# apple pousse à nouveau ses maj OS ?



## exo07 (1 Décembre 2021)

Bonjour,

j'avais compris qu'apple ne poussait plus à installer la dernière version d'ios ou ipadOS, or quelle surprise ce matin de voir arriver la pastille rouge sur mon ipad air 4 sous ios 14.8.1, me poussant à installer ipad OS15.1.

ayant lu cet article macG, je pensais avoir toujours l'option de rester sous ios14:








						Apple incite à la mise à jour vers iOS 15.1
					

Disponible depuis le 25 octobre, la version 15.1 d'iOS/iPadOS doit être jugée suffisamment fiable par Apple pour qu'elle incite ceux restés sur iOS 14 à faire le grand saut. Depuis quelques jours voire moins, le premier niveau des réglages système affiche la pastille de notification pour iOS...




					www.igen.fr
				




Voici ce que j'ai qui apparait à l'écran de mon ipad quand je rentre sous maj logiciel. IpadOS14 a disparu (cf lien macG). Juste le choix de télécharger et installer IpadOs 15.1. (comme annoncé sur l'article)
Cela veut-il dire qu'Apple ne proposera plus de maj de sécurité pour ipadOS14, comme c'était dernièrement le cas avec ipadOS 14.8.1 ?


----------



## Sly54 (1 Décembre 2021)

Bonjour,

A mon avis, attend de voir ce qui va se passer lorsqu'une mise à jour de sécurité va sortir.
Normalement tu devrais pouvoir l'installer tout en restant sous IpadOS14. Du moins, c'est comme ça que j'ai compris l'article que tu cites.

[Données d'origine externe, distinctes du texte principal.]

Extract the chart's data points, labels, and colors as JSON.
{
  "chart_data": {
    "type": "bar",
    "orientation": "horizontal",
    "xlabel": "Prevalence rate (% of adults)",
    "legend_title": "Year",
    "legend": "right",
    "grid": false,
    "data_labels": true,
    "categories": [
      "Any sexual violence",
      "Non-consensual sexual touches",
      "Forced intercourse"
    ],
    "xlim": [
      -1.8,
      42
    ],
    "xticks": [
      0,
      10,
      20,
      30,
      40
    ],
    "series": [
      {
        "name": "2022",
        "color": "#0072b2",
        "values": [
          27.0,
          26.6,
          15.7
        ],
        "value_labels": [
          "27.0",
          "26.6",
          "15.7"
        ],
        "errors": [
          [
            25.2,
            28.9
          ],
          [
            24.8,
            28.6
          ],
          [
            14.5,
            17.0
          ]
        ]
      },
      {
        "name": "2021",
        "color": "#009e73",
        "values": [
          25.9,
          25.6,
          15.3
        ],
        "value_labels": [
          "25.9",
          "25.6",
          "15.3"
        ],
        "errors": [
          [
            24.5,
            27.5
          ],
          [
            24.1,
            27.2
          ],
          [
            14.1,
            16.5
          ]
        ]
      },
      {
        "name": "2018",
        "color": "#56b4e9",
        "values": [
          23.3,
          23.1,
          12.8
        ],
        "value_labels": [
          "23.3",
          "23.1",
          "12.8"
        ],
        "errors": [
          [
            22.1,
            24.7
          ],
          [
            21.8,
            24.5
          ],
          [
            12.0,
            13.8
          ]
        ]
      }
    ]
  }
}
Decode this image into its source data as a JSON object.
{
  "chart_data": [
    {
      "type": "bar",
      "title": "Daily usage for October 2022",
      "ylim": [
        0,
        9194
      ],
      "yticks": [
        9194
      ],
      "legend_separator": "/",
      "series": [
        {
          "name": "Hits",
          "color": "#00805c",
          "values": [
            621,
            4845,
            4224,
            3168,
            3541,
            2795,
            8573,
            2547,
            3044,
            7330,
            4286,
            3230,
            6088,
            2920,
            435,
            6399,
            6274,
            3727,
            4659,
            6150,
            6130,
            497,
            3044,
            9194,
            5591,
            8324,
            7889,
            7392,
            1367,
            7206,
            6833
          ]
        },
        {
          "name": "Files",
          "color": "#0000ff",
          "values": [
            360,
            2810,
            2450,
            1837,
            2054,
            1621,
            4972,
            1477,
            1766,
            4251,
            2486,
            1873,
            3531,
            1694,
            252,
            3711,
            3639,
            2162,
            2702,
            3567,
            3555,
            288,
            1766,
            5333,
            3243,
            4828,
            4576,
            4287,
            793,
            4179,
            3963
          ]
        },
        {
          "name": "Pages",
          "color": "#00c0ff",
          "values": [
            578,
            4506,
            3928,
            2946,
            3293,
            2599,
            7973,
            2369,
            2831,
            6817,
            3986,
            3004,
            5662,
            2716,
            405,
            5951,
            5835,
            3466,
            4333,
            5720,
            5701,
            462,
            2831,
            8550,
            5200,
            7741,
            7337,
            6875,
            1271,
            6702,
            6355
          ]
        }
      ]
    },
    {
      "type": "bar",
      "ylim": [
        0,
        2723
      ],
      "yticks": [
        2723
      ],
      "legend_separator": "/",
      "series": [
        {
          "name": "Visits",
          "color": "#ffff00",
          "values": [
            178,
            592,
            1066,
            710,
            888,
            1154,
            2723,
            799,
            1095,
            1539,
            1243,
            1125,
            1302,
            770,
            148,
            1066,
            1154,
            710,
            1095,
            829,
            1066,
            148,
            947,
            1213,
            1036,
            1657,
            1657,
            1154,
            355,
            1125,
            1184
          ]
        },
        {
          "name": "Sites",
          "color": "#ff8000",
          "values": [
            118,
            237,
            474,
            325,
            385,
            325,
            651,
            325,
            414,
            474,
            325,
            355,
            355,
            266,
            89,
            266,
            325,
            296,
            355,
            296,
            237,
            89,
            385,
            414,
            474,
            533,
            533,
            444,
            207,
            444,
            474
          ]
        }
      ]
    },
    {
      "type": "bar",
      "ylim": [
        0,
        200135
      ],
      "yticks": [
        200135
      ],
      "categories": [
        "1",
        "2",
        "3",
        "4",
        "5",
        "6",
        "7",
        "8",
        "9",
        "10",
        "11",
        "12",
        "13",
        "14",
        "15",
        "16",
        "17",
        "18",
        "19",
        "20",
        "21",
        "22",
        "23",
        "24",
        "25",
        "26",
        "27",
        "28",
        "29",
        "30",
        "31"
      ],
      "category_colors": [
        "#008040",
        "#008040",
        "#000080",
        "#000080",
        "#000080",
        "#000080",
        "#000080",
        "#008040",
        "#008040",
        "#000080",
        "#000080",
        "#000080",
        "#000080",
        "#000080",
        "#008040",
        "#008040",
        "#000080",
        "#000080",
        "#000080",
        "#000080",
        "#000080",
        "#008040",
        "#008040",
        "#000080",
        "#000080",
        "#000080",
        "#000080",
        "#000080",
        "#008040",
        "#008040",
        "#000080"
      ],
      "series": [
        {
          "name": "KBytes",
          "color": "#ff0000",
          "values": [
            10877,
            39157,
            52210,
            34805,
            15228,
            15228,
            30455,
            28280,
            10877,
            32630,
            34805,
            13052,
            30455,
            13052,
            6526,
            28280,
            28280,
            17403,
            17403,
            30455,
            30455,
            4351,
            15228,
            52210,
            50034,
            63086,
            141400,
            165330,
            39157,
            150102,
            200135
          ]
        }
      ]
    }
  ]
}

Après, il me semble normal que IpadOS15.x te soit proposé, vu que tu es à la dernière mise à jour de IpadOS14.


----------



## Gwen (1 Décembre 2021)

Cette mise à jour n'est pas une mise à jour de sécurité, mais de fonctionnalité. Elle ajoute des options, principalement pour les iPhone 13. Donc, il faut attendre qu'une mise à jour de sécurité se présente comme le souligne Sly54.

Ensuite, il m'est toujours possible de sélectionner la MAJ automatique ou non comme chez toi ou elle est réglée sur Non. Apple t'informe juste de l'existence de cette MAJ.


----------



## exo07 (1 Décembre 2021)

Je comprend. A voir à la prochaine maj de sécurité ipadOS 14 proposée alors. 
Dommage que la pastille rouge soit revenue avec ipadOS 15.1, ce qui n'avait pas été le cas pour ipadOS 15.0. 
Bref on est se retrouve exactement comme avant...


----------



## nicomarcos (1 Décembre 2021)

Bonjour,
Pour moi aussi les pastilles sont apparues et en plus sur mon Mac pour installer Monterrey.


----------